Just before Christmas last year, Congress passed and the President signed a major tax reform package that contained a surprising wrinkle.  It abandoned a decades long provision that permitted payors of alimony or spousal support to deduct their payments from income and required recipients to report the payments and pay tax on them.

The effective date of this change was/is December 31, 2018.  Orders and Agreements in effect on that date maintain the old tax treatment.  Still taxable to payee.  Still deductible by payor.  But Orders and Agreements formed in 2019 will be tax neutral unless the deal is a modification of a pre-2019 instrument (i.e. Agreement or Order), and it expressly retains the former tax treatment.  To address this, Pennsylvania support guidelines needed to adopt amendments to deal with two systems: one where the payments are taxable and one where they are not.

When the Pennsylvania Supreme Court Rules Committee began their review, they observed that every other state approaches child and spousal awards differently.  In Pennsylvania we have always calculated child support first and then used that result to calculate spousal and alimony awards.  The Rules Committee is recommending that we adopt a different approach.  Under proposed rules currently out for comment, we will solve first the issue of spousal support/alimony and then plug the results into a child support calculation.  If there is an Order in effect before December 31, 2018 the calculation does not change.  If the obligor makes $5,000 a month net and the obligee $2,000, you subtract the lesser number from the greater and start with the $3,000 result.  If there will be child support due, the spousal award is 30% of the difference or $900.  If no child support is involved the percentage remains 40 and the result is $1,200.  Both payments will remain taxable and deductible.

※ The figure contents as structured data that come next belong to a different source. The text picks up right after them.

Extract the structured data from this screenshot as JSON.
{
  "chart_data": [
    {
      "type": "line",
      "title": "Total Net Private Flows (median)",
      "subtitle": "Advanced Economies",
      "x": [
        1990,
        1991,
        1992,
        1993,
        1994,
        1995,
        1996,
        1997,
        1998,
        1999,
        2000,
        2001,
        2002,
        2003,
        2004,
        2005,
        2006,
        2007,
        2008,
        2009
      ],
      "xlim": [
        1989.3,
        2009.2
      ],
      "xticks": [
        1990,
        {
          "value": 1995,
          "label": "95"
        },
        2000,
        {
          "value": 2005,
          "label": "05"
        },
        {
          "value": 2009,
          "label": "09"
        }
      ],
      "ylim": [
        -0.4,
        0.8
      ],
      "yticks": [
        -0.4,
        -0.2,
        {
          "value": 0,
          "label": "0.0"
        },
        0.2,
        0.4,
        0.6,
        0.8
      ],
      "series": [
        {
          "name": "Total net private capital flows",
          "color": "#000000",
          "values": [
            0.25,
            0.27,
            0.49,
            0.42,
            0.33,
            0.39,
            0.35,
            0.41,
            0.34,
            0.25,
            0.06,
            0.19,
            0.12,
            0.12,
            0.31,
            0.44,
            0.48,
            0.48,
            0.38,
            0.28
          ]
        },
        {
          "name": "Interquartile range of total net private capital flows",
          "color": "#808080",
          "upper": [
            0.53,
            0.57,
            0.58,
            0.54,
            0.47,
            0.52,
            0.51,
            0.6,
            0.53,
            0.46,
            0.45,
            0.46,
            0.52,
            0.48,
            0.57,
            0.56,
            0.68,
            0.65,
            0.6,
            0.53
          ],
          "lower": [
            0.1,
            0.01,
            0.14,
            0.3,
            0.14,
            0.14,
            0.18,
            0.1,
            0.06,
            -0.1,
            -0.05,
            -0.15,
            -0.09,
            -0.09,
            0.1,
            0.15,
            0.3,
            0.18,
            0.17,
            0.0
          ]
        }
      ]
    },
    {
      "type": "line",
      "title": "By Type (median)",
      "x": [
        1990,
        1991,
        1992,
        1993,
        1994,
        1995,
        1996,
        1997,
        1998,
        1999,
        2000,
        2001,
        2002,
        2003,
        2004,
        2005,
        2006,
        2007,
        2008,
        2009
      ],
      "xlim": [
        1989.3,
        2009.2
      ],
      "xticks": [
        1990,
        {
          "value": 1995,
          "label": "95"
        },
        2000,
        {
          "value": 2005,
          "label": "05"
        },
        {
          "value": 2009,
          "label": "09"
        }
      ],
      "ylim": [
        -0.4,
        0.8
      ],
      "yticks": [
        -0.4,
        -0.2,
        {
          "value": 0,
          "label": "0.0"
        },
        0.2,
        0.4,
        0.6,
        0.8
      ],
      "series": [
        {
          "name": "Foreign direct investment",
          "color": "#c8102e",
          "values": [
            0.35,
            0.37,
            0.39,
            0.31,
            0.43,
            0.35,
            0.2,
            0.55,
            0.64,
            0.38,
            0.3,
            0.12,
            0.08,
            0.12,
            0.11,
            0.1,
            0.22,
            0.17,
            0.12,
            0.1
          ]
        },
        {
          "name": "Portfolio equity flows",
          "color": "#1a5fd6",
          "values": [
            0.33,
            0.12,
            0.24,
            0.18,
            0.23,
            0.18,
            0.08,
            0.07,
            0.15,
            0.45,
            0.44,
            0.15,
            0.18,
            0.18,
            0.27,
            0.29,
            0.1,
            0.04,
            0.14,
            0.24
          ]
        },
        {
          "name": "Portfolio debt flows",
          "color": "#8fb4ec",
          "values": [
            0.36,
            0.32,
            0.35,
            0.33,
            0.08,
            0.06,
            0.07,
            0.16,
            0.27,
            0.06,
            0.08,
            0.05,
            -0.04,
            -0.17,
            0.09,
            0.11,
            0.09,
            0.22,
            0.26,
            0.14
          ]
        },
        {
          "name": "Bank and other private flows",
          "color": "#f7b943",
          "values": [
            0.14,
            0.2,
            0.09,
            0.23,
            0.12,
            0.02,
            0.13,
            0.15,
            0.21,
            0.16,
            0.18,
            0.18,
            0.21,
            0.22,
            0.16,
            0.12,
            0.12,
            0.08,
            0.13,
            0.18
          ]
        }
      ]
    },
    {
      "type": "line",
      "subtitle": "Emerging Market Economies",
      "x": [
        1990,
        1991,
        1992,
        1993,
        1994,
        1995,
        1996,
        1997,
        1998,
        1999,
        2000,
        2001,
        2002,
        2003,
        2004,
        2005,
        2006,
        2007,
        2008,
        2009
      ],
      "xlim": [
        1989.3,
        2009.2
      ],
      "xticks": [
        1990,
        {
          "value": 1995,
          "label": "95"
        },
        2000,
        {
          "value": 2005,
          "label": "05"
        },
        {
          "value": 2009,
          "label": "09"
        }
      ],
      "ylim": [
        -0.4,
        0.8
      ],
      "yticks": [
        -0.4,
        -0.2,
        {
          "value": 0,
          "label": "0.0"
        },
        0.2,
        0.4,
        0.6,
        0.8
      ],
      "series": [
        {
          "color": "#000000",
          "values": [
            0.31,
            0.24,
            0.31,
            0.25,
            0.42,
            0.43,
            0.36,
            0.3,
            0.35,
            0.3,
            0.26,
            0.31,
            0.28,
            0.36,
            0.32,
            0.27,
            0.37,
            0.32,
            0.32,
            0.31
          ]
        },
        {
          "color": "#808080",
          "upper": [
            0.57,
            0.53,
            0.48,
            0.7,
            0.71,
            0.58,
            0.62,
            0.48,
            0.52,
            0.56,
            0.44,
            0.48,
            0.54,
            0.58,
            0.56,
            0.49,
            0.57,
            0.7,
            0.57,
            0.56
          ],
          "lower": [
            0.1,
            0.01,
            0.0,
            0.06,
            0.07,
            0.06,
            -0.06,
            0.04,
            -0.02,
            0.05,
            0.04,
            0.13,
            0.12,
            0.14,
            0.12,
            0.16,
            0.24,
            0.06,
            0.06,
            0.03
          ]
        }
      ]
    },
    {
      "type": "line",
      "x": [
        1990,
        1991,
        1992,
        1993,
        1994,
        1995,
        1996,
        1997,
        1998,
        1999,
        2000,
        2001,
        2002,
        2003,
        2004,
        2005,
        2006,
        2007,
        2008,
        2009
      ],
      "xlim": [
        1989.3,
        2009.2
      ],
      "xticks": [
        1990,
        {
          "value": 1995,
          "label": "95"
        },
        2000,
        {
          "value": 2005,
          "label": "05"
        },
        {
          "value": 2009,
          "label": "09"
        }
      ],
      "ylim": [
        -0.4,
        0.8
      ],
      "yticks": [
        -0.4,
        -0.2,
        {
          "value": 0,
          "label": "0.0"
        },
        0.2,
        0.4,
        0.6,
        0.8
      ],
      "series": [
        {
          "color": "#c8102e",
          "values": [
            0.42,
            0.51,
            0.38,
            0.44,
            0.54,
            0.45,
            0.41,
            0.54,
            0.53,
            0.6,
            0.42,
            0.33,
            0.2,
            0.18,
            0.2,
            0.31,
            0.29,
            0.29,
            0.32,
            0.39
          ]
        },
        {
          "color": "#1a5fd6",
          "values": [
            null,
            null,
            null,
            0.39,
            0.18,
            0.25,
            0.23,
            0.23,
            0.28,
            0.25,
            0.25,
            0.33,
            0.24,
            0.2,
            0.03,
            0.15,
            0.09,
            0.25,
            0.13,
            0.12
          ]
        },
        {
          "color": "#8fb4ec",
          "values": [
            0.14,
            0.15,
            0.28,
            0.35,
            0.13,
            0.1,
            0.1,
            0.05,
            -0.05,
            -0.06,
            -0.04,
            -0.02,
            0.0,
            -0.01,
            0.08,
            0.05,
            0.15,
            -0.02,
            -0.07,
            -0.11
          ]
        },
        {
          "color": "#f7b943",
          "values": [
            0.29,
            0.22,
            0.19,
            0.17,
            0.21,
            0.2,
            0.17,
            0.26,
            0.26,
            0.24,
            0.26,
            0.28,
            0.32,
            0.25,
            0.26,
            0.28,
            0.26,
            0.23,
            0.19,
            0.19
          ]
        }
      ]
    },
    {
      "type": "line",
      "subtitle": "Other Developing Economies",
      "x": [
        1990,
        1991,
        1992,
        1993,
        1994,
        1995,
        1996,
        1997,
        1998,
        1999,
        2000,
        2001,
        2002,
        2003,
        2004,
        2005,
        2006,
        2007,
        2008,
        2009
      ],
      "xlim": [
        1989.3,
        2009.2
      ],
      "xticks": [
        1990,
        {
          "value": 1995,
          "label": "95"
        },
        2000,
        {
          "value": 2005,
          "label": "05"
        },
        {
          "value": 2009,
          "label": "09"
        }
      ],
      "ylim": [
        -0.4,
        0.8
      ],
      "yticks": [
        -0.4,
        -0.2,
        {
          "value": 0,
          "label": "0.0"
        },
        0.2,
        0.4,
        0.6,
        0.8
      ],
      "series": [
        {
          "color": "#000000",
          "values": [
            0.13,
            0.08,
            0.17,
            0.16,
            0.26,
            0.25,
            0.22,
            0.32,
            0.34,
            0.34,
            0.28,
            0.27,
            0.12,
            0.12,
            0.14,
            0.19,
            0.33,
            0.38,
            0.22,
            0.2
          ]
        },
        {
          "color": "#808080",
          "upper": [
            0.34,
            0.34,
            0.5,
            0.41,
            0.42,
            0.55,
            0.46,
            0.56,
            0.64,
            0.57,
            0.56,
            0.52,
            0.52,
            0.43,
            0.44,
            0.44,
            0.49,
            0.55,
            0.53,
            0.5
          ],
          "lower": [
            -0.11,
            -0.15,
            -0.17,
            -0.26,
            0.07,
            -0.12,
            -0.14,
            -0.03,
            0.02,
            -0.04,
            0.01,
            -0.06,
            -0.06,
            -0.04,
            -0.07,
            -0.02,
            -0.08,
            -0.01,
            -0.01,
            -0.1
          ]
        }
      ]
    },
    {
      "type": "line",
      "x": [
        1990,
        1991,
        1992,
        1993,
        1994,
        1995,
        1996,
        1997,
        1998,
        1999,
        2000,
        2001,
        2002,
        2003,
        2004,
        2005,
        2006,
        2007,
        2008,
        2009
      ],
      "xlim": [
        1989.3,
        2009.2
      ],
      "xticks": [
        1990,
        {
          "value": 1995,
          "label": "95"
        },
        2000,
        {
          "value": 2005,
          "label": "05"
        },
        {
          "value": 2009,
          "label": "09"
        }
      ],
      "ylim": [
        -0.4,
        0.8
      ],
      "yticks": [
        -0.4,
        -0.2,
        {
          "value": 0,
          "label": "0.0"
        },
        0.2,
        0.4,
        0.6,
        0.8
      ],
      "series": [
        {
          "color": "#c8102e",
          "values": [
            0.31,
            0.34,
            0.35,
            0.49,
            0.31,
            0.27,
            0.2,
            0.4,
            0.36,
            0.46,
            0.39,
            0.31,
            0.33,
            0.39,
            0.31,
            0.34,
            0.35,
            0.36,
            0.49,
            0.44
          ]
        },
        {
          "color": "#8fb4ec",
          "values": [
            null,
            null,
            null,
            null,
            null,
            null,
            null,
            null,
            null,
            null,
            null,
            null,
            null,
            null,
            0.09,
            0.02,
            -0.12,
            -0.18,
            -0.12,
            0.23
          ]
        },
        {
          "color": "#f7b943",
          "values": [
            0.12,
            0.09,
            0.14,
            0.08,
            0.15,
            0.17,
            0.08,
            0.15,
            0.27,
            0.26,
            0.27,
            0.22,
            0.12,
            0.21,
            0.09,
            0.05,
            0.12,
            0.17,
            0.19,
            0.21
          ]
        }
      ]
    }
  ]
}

But, if the case involves a new Order or the parties should decide they want an Order to be reflective of the Trump tax reforms, the calculation becomes a little more complex.  Here we go; dealing first with a case where child support is not involved:

Obligors net monthly income $5,000
Less payments due to other families  
Adjusted net income available for support $5,000
x .33 $1,650 (this is new)
Obligee’s net monthly income $2,000
x .40 $800 (also new)
Subtract the $800 from the $1,650 and nontaxable support will be $850.  This contrasts with $1,200 taxable/deductible under the ancien regime.

Now, on to a case with the same incomes but a child support element:

Obligors net monthly income $5,000
Less payments due to other families  
Adjusted net income available for support $5,000
x .25 $1250 (this is new and a lower % than above)
Obligee’s net monthly income $2,000
x .30 $600 (also new, also lower % than above)
Subtract the $600 from the $1,250 and you get spousal support or alimony of $650.

These results will now become part of the child support calculation. The spousal award will be subtracted from obligor’s income and added to obligee’s.

  OBLIGOR OBLIGEE
Net incomes available for support 5,000 2,000
Spousal support/apl adjustment (650) +650
Adjusted income available 4,350 2,650
Combined income for support $7,000    
Relative percentages 62% 38%
Guideline amount 2 children 1,660    
Support 1,029 631
If the obligor has 45% of overnights the support is adjusted with a 15 basis point discount to 47%.
Then we allocate health insurance, private education, and activities (w/o discount)            62% Obligor and 38% Obligee.

These are recommendations to the Supreme Court and they are not yet law.  But, given the fact that the federal tax law will change in less than ninety (90) days and something must be done in that period, don’t be surprised to see the proposed regulations adopted at least as a temporary matter.